People keep asking me to update my blog.
It's really troublesome you know. I really don't know where to start.
Recently I feel kind of unable to study anything.
I mean I can still understand what the teachers are talking, still understand what are written inside the notes.
Just that I cannot bring myself to do homework.
and I keep procrastinating.
Oh well.
And maybe I'm getting a bit irritating.
Sorry people if I ever annoy you.
I lost the ability to focus.
My mind keeps wandering in some faraway land.
And I don't even bother to bring it back.
Nah.
It's May already.
One more month and I will come back home.
Too long.
I need to relax my mind as soon as possible.
I haven't been doing well for the last 5 months.
It makes me feel the regret.
I may have gone under a paradigm shift in the last few months.
I think differently from what I used to do.
A bit more pessimistic, perhaps.
Or it is just a little more realistic now.
I may have been influenced by what I have read.
Too many manga, I suppose.
I love the ideals of the protagonists.
They always strive for the best, for their own beliefs.
Something like saving the world or defeating the bad guys without hurting people.
Perfectionist thinking.
Most of those heroes live in some eras where schools do not even exist.
Some do quite badly in their studying.
The rest who are described as capable students are mostly born genius.
That's why knowledge in the mangas do not really applicable in real-life situation.
Stupid stuffs that I have wasted don't know how many days of life to read.
Ok.
But stupid stuffs have their own importance.
If you keep reading complicated and sophisticated stuffs,
you will be gradually desensitized until you cannot differentiate between stupid stuffs and complicated stuffs anymore.
So I won't give up on my manga reading habit.
And you know what.
Even stuffs you learn in school wont be of much help for your future.
What could you do after you have learned the equation of a hyperbola or a parabola?
In think 99% of jobs in the world does not require you to know formula the distance from a fixed point(h,k) to the line defined by the equation ax+by+c=0.
And i suppose we don't really need to understand why some molecules are linked to each other by whatever linkages.
six hundred and two million billion billion of those molecules put altogether only look like a small bit of dust in front of us anyway.
and I suppose if you are a normal and sane person like myself you would have no interest in how fast those molecule travels or the volume it may take up, or the work done by it on the surroundings.
Millions people in the world study economics.
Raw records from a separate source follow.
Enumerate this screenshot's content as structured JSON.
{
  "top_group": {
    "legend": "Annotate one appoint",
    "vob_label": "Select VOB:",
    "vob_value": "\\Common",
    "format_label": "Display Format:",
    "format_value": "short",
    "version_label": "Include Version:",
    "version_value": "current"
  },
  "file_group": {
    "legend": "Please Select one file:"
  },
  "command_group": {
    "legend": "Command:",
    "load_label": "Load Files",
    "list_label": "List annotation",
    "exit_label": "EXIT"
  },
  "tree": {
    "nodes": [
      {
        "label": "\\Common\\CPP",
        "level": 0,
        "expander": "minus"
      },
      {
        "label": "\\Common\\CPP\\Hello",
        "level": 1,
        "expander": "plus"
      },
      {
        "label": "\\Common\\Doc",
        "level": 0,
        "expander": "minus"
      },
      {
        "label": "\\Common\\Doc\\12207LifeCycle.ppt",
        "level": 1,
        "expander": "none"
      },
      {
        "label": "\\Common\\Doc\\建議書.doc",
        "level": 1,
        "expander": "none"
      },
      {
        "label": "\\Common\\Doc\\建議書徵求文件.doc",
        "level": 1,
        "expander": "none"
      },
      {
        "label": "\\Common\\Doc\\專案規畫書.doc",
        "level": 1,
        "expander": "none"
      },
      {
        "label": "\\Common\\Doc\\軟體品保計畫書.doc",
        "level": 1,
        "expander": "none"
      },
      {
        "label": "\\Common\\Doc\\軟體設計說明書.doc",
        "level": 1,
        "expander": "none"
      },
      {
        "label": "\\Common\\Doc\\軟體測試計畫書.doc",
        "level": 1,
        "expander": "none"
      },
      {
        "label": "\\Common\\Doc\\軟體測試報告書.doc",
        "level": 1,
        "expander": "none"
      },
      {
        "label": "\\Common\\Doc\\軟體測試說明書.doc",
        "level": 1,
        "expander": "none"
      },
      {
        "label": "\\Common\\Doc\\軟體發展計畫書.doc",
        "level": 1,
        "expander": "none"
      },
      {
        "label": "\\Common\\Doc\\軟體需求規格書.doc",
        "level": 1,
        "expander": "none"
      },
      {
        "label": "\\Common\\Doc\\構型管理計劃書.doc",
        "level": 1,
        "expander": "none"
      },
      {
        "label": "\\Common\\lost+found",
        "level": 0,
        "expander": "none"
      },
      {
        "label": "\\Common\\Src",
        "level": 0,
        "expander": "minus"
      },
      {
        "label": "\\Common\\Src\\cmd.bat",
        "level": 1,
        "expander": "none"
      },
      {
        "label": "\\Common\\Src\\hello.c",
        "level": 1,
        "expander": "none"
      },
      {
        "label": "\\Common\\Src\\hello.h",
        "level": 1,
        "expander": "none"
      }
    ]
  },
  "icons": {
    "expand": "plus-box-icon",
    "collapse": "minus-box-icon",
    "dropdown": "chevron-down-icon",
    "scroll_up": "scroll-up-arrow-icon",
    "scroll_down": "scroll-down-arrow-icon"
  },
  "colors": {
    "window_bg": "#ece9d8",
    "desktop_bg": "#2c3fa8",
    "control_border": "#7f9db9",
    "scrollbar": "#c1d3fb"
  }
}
And the world is facing recession.
Then what the hell can economics even help?
Since stuffs you are studying are all based on some assumptions called ceteris paribus,
that billion of people who know of it do not bother to think of an English word to substitute it.
It does not make much sense for me.
And what is the best thing about studying?
after I list out all those useless stuff up there,
I'm going to study all those to maintain my grades,
for which I may get into trouble if I could not do.
Quite an irony of fate.
Ok i'm not emo.
But if you want to call me emo I won't mind.
It is just that I don't know what to do.
I know this is a feeling that I just can't fight.You're the first and last thing on my mind.Well can't really get my mind off her. Darn.